Angiogram shows occlusions of the right (a) and left (b) internal carotid arteries in the proximal cervical segments. Infarction in the right middle cerebral artery-anterior cerebral artery watershed territory is seen on the DWI image (c). The T2 FLAIR image (d) shows the same area of infarction in the right middle cerebral artery-anterior cerebral artery watershed territory as well as regions of chronic infarction in the left middle cerebral artery territory.

Conventional angiography confirmed bilateral internal carotid artery occlusions in the proximal cervical segments, with reconstitution of the carotid arteries at the supraclinoid segments via the ethmoidal branches of the distal internal maxillary arteries and the ophthalmic arteries (fig. 1). Posterior communicating arteries were present bilaterally. The posterior circulation was normal, with extensive collaterals to the anterior circulation via the posterior communicating arteries. No abnormalities concerning for vasculopathy or dissection were noted in the aortic arch or in the carotid, vertebral, subclavian, renal, or femoral arteries.

Discussion

Our patient met clinical and laboratory criteria for a diagnosis of the antiphospholipid antibody syndrome. She was young, had a characteristic history of prior spontaneous abortion at more than 10 weeks’ gestation, and had a strongly positive thromboplastin inhibitor test consistent with lupus anticoagulant antibodies. Her presentation with strokes secondary to bilateral carotid artery occlusions suggests an association between the antiphospholipid antibody syndrome and a vasculopathy involving the extracranial segments of the internal carotid arteries.

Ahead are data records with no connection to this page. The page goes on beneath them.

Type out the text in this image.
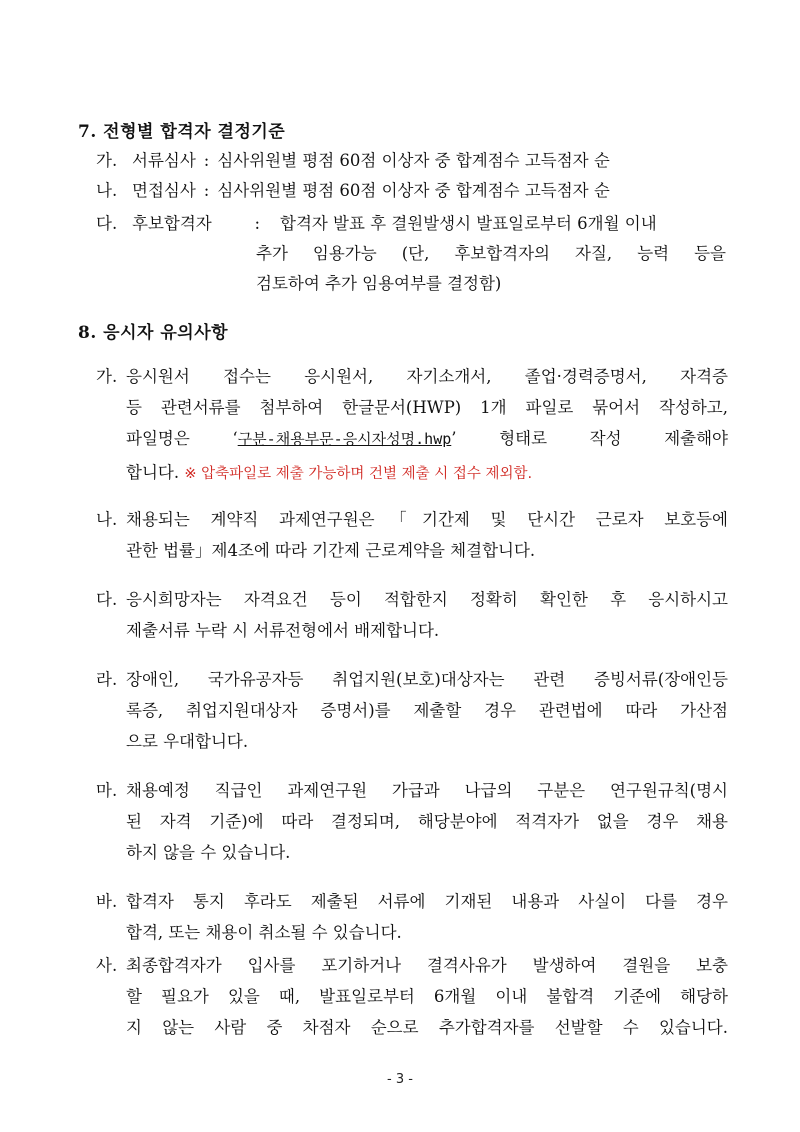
7. 전형별 합격자 결정기준
가. 서류심사 : 심사위원별 평점 60점 이상자 중 합계점수 고득점자 순
나. 면접심사 : 심사위원별 평점 60점 이상자 중 합계점수 고득점자 순
다. 후보합격자	: 합격자 발표 후 결원발생시 발표일로부터 6개월 이내
추가 임용가능 (단, 후보합격자의 자질, 능력 등을
검토하여 추가 임용여부를 결정함)
8. 응시자 유의사항
가. 응시원서 접수는 응시원서, 자기소개서, 졸업·경력증명서, 자격증
등 관련서류를 첨부하여 한글문서(HWP) 1개 파일로 묶어서 작성하고,
파일명은 ‘구분-채용부문-응시자성명.hwp’ 형태로 작성 제출해야
합니다. ※ 압축파일로 제출 가능하며 건별 제출 시 접수 제외함.
나. 채용되는 계약직 과제연구원은「기간제 및 단시간 근로자 보호등에
관한 법률」제4조에 따라 기간제 근로계약을 체결합니다.
다. 응시희망자는 자격요건 등이 적합한지 정확히 확인한 후 응시하시고
제출서류 누락 시 서류전형에서 배제합니다.
라. 장애인, 국가유공자등 취업지원(보호)대상자는 관련 증빙서류(장애인등
록증, 취업지원대상자 증명서)를 제출할 경우 관련법에 따라 가산점
으로 우대합니다.
마. 채용예정 직급인 과제연구원 가급과 나급의 구분은 연구원규칙(명시
된 자격 기준)에 따라 결정되며, 해당분야에 적격자가 없을 경우 채용
하지 않을 수 있습니다.
바. 합격자 통지 후라도 제출된 서류에 기재된 내용과 사실이 다를 경우
합격, 또는 채용이 취소될 수 있습니다.
사. 최종합격자가 입사를 포기하거나 결격사유가 발생하여 결원을 보충
할 필요가 있을 때, 발표일로부터 6개월 이내 불합격 기준에 해당하
지 않는 사람 중 차점자 순으로 추가합격자를 선발할 수 있습니다.
- 3 -
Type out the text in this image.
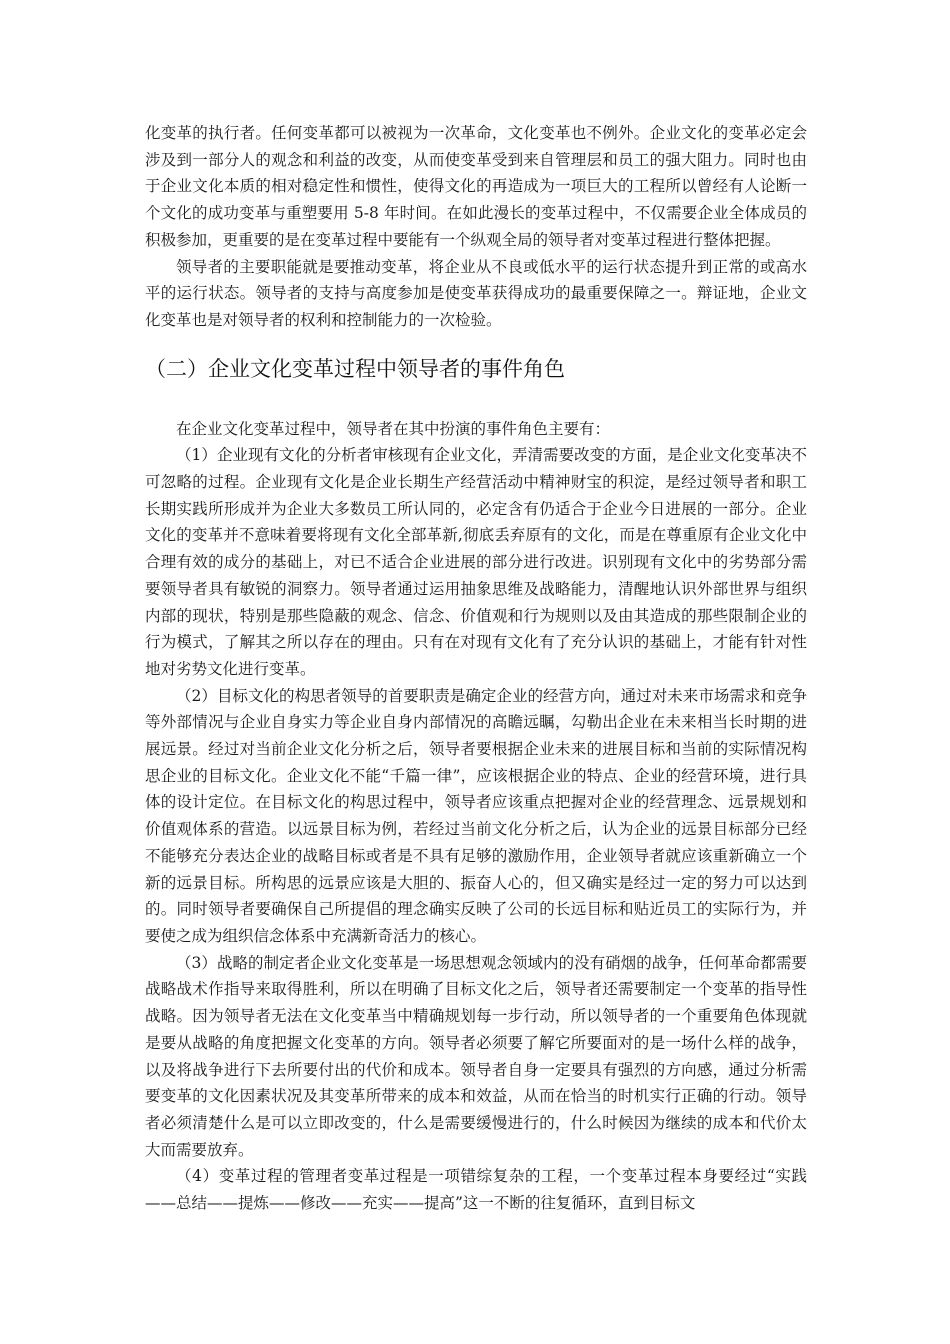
化变革的执行者。任何变革都可以被视为一次革命，文化变革也不例外。企业文化的变革必定会涉及到一部分人的观念和利益的改变，从而使变革受到来自管理层和员工的强大阻力。同时也由于企业文化本质的相对稳定性和惯性，使得文化的再造成为一项巨大的工程所以曾经有人论断一个文化的成功变革与重塑要用 5-8 年时间。在如此漫长的变革过程中，不仅需要企业全体成员的积极参加，更重要的是在变革过程中要能有一个纵观全局的领导者对变革过程进行整体把握。

领导者的主要职能就是要推动变革，将企业从不良或低水平的运行状态提升到正常的或高水平的运行状态。领导者的支持与高度参加是使变革获得成功的最重要保障之一。辩证地，企业文化变革也是对领导者的权利和控制能力的一次检验。

（二）企业文化变革过程中领导者的事件角色

在企业文化变革过程中，领导者在其中扮演的事件角色主要有：

（1）企业现有文化的分析者审核现有企业文化，弄清需要改变的方面，是企业文化变革决不可忽略的过程。企业现有文化是企业长期生产经营活动中精神财宝的积淀，是经过领导者和职工长期实践所形成并为企业大多数员工所认同的，必定含有仍适合于企业今日进展的一部分。企业文化的变革并不意味着要将现有文化全部革新,彻底丢弃原有的文化，而是在尊重原有企业文化中合理有效的成分的基础上，对已不适合企业进展的部分进行改进。识别现有文化中的劣势部分需要领导者具有敏锐的洞察力。领导者通过运用抽象思维及战略能力，清醒地认识外部世界与组织内部的现状，特别是那些隐蔽的观念、信念、价值观和行为规则以及由其造成的那些限制企业的行为模式，了解其之所以存在的理由。只有在对现有文化有了充分认识的基础上，才能有针对性地对劣势文化进行变革。

（2）目标文化的构思者领导的首要职责是确定企业的经营方向，通过对未来市场需求和竞争等外部情况与企业自身实力等企业自身内部情况的高瞻远瞩，勾勒出企业在未来相当长时期的进展远景。经过对当前企业文化分析之后，领导者要根据企业未来的进展目标和当前的实际情况构思企业的目标文化。企业文化不能“千篇一律”，应该根据企业的特点、企业的经营环境，进行具体的设计定位。在目标文化的构思过程中，领导者应该重点把握对企业的经营理念、远景规划和价值观体系的营造。以远景目标为例，若经过当前文化分析之后，认为企业的远景目标部分已经不能够充分表达企业的战略目标或者是不具有足够的激励作用，企业领导者就应该重新确立一个新的远景目标。所构思的远景应该是大胆的、振奋人心的，但又确实是经过一定的努力可以达到的。同时领导者要确保自己所提倡的理念确实反映了公司的长远目标和贴近员工的实际行为，并要使之成为组织信念体系中充满新奇活力的核心。

（3）战略的制定者企业文化变革是一场思想观念领域内的没有硝烟的战争，任何革命都需要战略战术作指导来取得胜利，所以在明确了目标文化之后，领导者还需要制定一个变革的指导性战略。因为领导者无法在文化变革当中精确规划每一步行动，所以领导者的一个重要角色体现就是要从战略的角度把握文化变革的方向。领导者必须要了解它所要面对的是一场什么样的战争，以及将战争进行下去所要付出的代价和成本。领导者自身一定要具有强烈的方向感，通过分析需要变革的文化因素状况及其变革所带来的成本和效益，从而在恰当的时机实行正确的行动。领导者必须清楚什么是可以立即改变的，什么是需要缓慢进行的，什么时候因为继续的成本和代价太大而需要放弃。

（4）变革过程的管理者变革过程是一项错综复杂的工程，一个变革过程本身要经过“实践——总结——提炼——修改——充实——提高”这一不断的往复循环，直到目标文
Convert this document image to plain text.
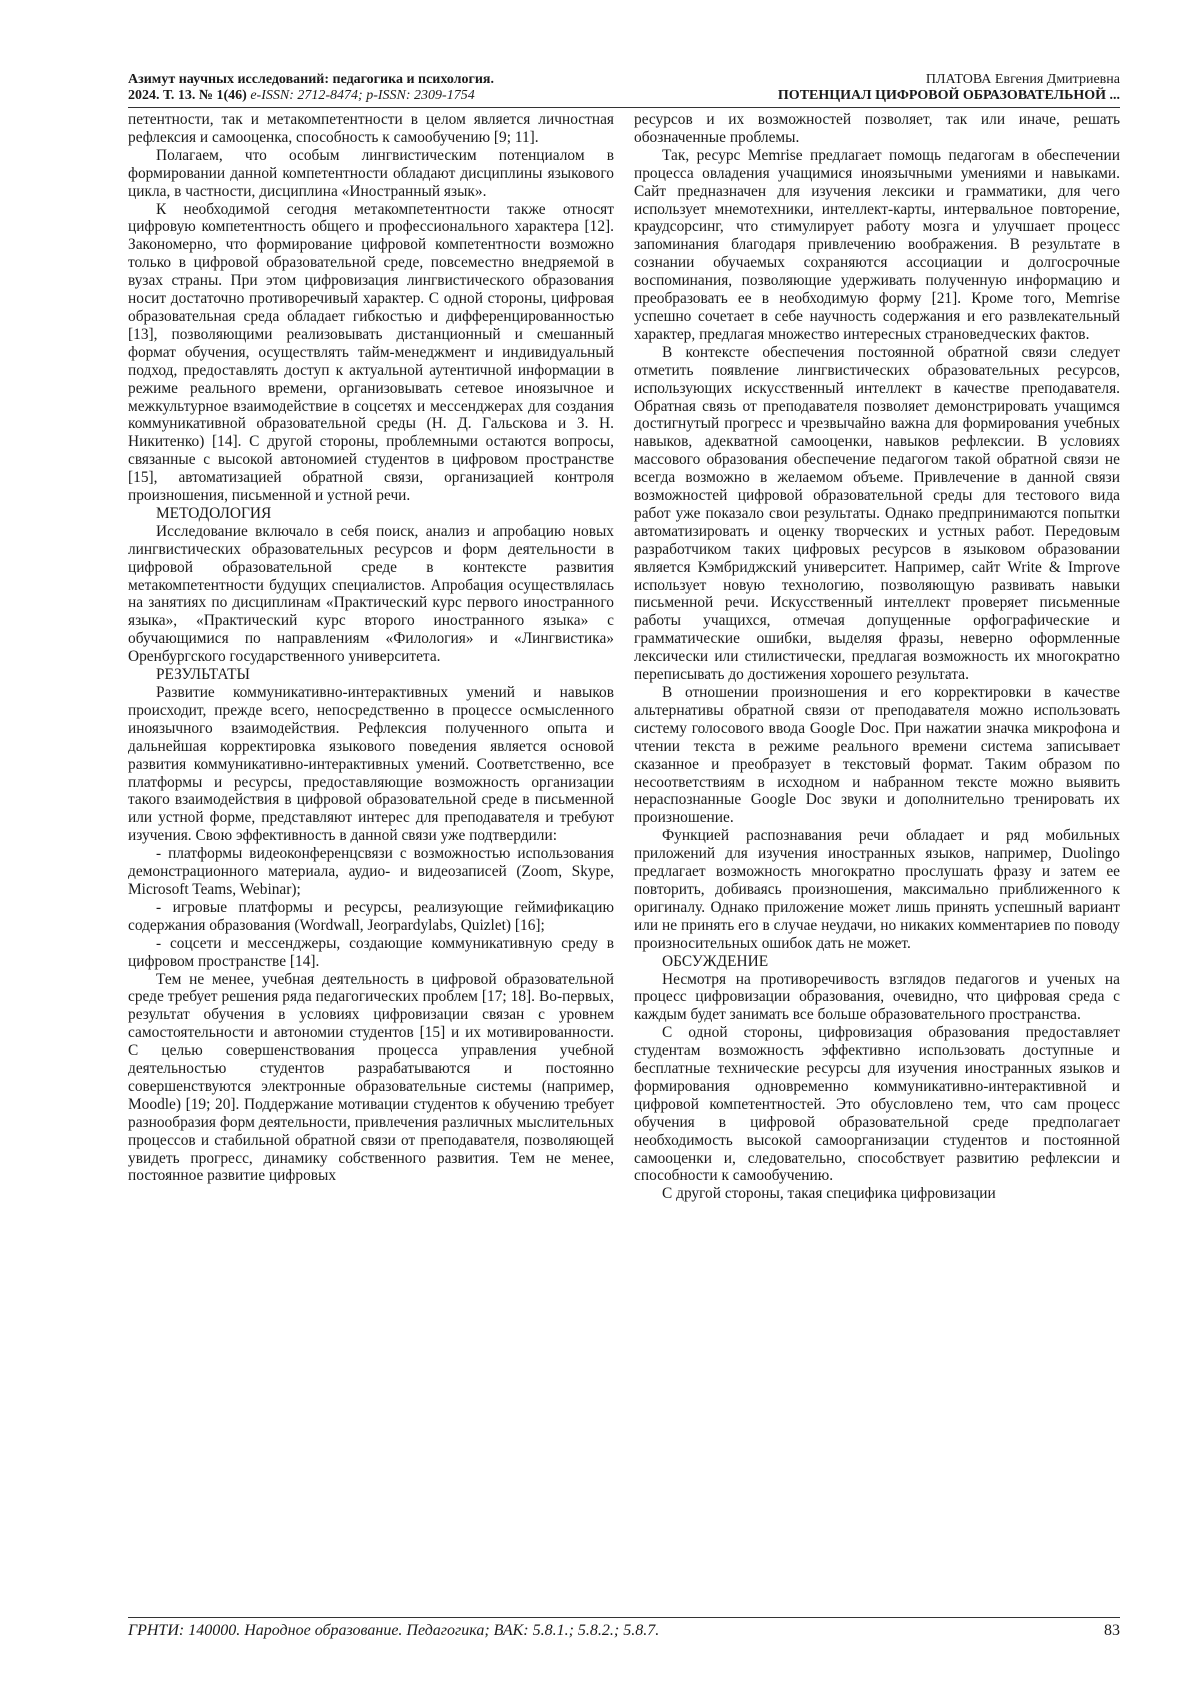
Азимут научных исследований: педагогика и психология.
2024. Т. 13. № 1(46) e-ISSN: 2712-8474; p-ISSN: 2309-1754
ПЛАТОВА Евгения Дмитриевна
ПОТЕНЦИАЛ ЦИФРОВОЙ ОБРАЗОВАТЕЛЬНОЙ ...

петентности, так и метакомпетентности в целом является личностная рефлексия и самооценка, способность к самообучению [9; 11].

Полагаем, что особым лингвистическим потенциалом в формировании данной компетентности обладают дисциплины языкового цикла, в частности, дисциплина «Иностранный язык».

К необходимой сегодня метакомпетентности также относят цифровую компетентность общего и профессионального характера [12]. Закономерно, что формирование цифровой компетентности возможно только в цифровой образовательной среде, повсеместно внедряемой в вузах страны. При этом цифровизация лингвистического образования носит достаточно противоречивый характер. С одной стороны, цифровая образовательная среда обладает гибкостью и дифференцированностью [13], позволяющими реализовывать дистанционный и смешанный формат обучения, осуществлять тайм-менеджмент и индивидуальный подход, предоставлять доступ к актуальной аутентичной информации в режиме реального времени, организовывать сетевое иноязычное и межкультурное взаимодействие в соцсетях и мессенджерах для создания коммуникативной образовательной среды (Н. Д. Гальскова и З. Н. Никитенко) [14]. С другой стороны, проблемными остаются вопросы, связанные с высокой автономией студентов в цифровом пространстве [15], автоматизацией обратной связи, организацией контроля произношения, письменной и устной речи.

МЕТОДОЛОГИЯ

Исследование включало в себя поиск, анализ и апробацию новых лингвистических образовательных ресурсов и форм деятельности в цифровой образовательной среде в контексте развития метакомпетентности будущих специалистов. Апробация осуществлялась на занятиях по дисциплинам «Практический курс первого иностранного языка», «Практический курс второго иностранного языка» с обучающимися по направлениям «Филология» и «Лингвистика» Оренбургского государственного университета.

РЕЗУЛЬТАТЫ

Развитие коммуникативно-интерактивных умений и навыков происходит, прежде всего, непосредственно в процессе осмысленного иноязычного взаимодействия. Рефлексия полученного опыта и дальнейшая корректировка языкового поведения является основой развития коммуникативно-интерактивных умений. Соответственно, все платформы и ресурсы, предоставляющие возможность организации такого взаимодействия в цифровой образовательной среде в письменной или устной форме, представляют интерес для преподавателя и требуют изучения. Свою эффективность в данной связи уже подтвердили:

- платформы видеоконференцсвязи с возможностью использования демонстрационного материала, аудио- и видеозаписей (Zoom, Skype, Microsoft Teams, Webinar);

- игровые платформы и ресурсы, реализующие геймификацию содержания образования (Wordwall, Jeorpardylabs, Quizlet) [16];

- соцсети и мессенджеры, создающие коммуникативную среду в цифровом пространстве [14].

Тем не менее, учебная деятельность в цифровой образовательной среде требует решения ряда педагогических проблем [17; 18]. Во-первых, результат обучения в условиях цифровизации связан с уровнем самостоятельности и автономии студентов [15] и их мотивированности. С целью совершенствования процесса управления учебной деятельностью студентов разрабатываются и постоянно совершенствуются электронные образовательные системы (например, Moodle) [19; 20]. Поддержание мотивации студентов к обучению требует разнообразия форм деятельности, привлечения различных мыслительных процессов и стабильной обратной связи от преподавателя, позволяющей увидеть прогресс, динамику собственного развития. Тем не менее, постоянное развитие цифровых

ресурсов и их возможностей позволяет, так или иначе, решать обозначенные проблемы.

Так, ресурс Memrise предлагает помощь педагогам в обеспечении процесса овладения учащимися иноязычными умениями и навыками. Сайт предназначен для изучения лексики и грамматики, для чего использует мнемотехники, интеллект-карты, интервальное повторение, краудсорсинг, что стимулирует работу мозга и улучшает процесс запоминания благодаря привлечению воображения. В результате в сознании обучаемых сохраняются ассоциации и долгосрочные воспоминания, позволяющие удерживать полученную информацию и преобразовать ее в необходимую форму [21]. Кроме того, Memrise успешно сочетает в себе научность содержания и его развлекательный характер, предлагая множество интересных страноведческих фактов.

В контексте обеспечения постоянной обратной связи следует отметить появление лингвистических образовательных ресурсов, использующих искусственный интеллект в качестве преподавателя. Обратная связь от преподавателя позволяет демонстрировать учащимся достигнутый прогресс и чрезвычайно важна для формирования учебных навыков, адекватной самооценки, навыков рефлексии. В условиях массового образования обеспечение педагогом такой обратной связи не всегда возможно в желаемом объеме. Привлечение в данной связи возможностей цифровой образовательной среды для тестового вида работ уже показало свои результаты. Однако предпринимаются попытки автоматизировать и оценку творческих и устных работ. Передовым разработчиком таких цифровых ресурсов в языковом образовании является Кэмбриджский университет. Например, сайт Write & Improve использует новую технологию, позволяющую развивать навыки письменной речи. Искусственный интеллект проверяет письменные работы учащихся, отмечая допущенные орфографические и грамматические ошибки, выделяя фразы, неверно оформленные лексически или стилистически, предлагая возможность их многократно переписывать до достижения хорошего результата.

В отношении произношения и его корректировки в качестве альтернативы обратной связи от преподавателя можно использовать систему голосового ввода Google Doc. При нажатии значка микрофона и чтении текста в режиме реального времени система записывает сказанное и преобразует в текстовый формат. Таким образом по несоответствиям в исходном и набранном тексте можно выявить нераспознанные Google Doc звуки и дополнительно тренировать их произношение.

Функцией распознавания речи обладает и ряд мобильных приложений для изучения иностранных языков, например, Duolingo предлагает возможность многократно прослушать фразу и затем ее повторить, добиваясь произношения, максимально приближенного к оригиналу. Однако приложение может лишь принять успешный вариант или не принять его в случае неудачи, но никаких комментариев по поводу произносительных ошибок дать не может.

ОБСУЖДЕНИЕ

Несмотря на противоречивость взглядов педагогов и ученых на процесс цифровизации образования, очевидно, что цифровая среда с каждым будет занимать все больше образовательного пространства.

С одной стороны, цифровизация образования предоставляет студентам возможность эффективно использовать доступные и бесплатные технические ресурсы для изучения иностранных языков и формирования одновременно коммуникативно-интерактивной и цифровой компетентностей. Это обусловлено тем, что сам процесс обучения в цифровой образовательной среде предполагает необходимость высокой самоорганизации студентов и постоянной самооценки и, следовательно, способствует развитию рефлексии и способности к самообучению.

С другой стороны, такая специфика цифровизации

ГРНТИ: 140000. Народное образование. Педагогика; ВАК: 5.8.1.; 5.8.2.; 5.8.7.	83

The causal relationship between the antiphospholipid antibody syndrome and bilateral carotid occlusions is further supported by the absence of reasonable alternative causes of carotid occlusions in this young patient. Specifically, there was no history of head or neck trauma and no evidence of dissection or atherosclerosis on imaging. She had no evidence of a proximal embolic source. She was a smoker, but she had no history of hypertension, hyperlipidemia, or other vascular risk factors.

Her medical history indicates that vasculopathy of the internal carotid arteries in the setting of the antiphospholipid antibody syndrome can be rapidly progressive. She experienced a left middle cerebral artery stroke at the age of 38 years. MRI at that time was notable for an absence of a flow void in the left internal carotid artery, consistent with a left carotid occlusion, and the presence of a flow void in the right internal carotid artery, indicating patency of that vessel. Within 1 year, however, she presented with a right middle cerebral artery stroke, and workup revealed progression to bilateral carotid artery occlusions.

In summary, the findings suggest that the antiphospholipid antibody syndrome may be implicated in pathological changes that can result in occlusions of the proximal segments of the internal carotid arteries. Consequently, young stroke patients who present with unexplained internal carotid artery occlusions may benefit from testing for the presence of antiphospholipid antibodies.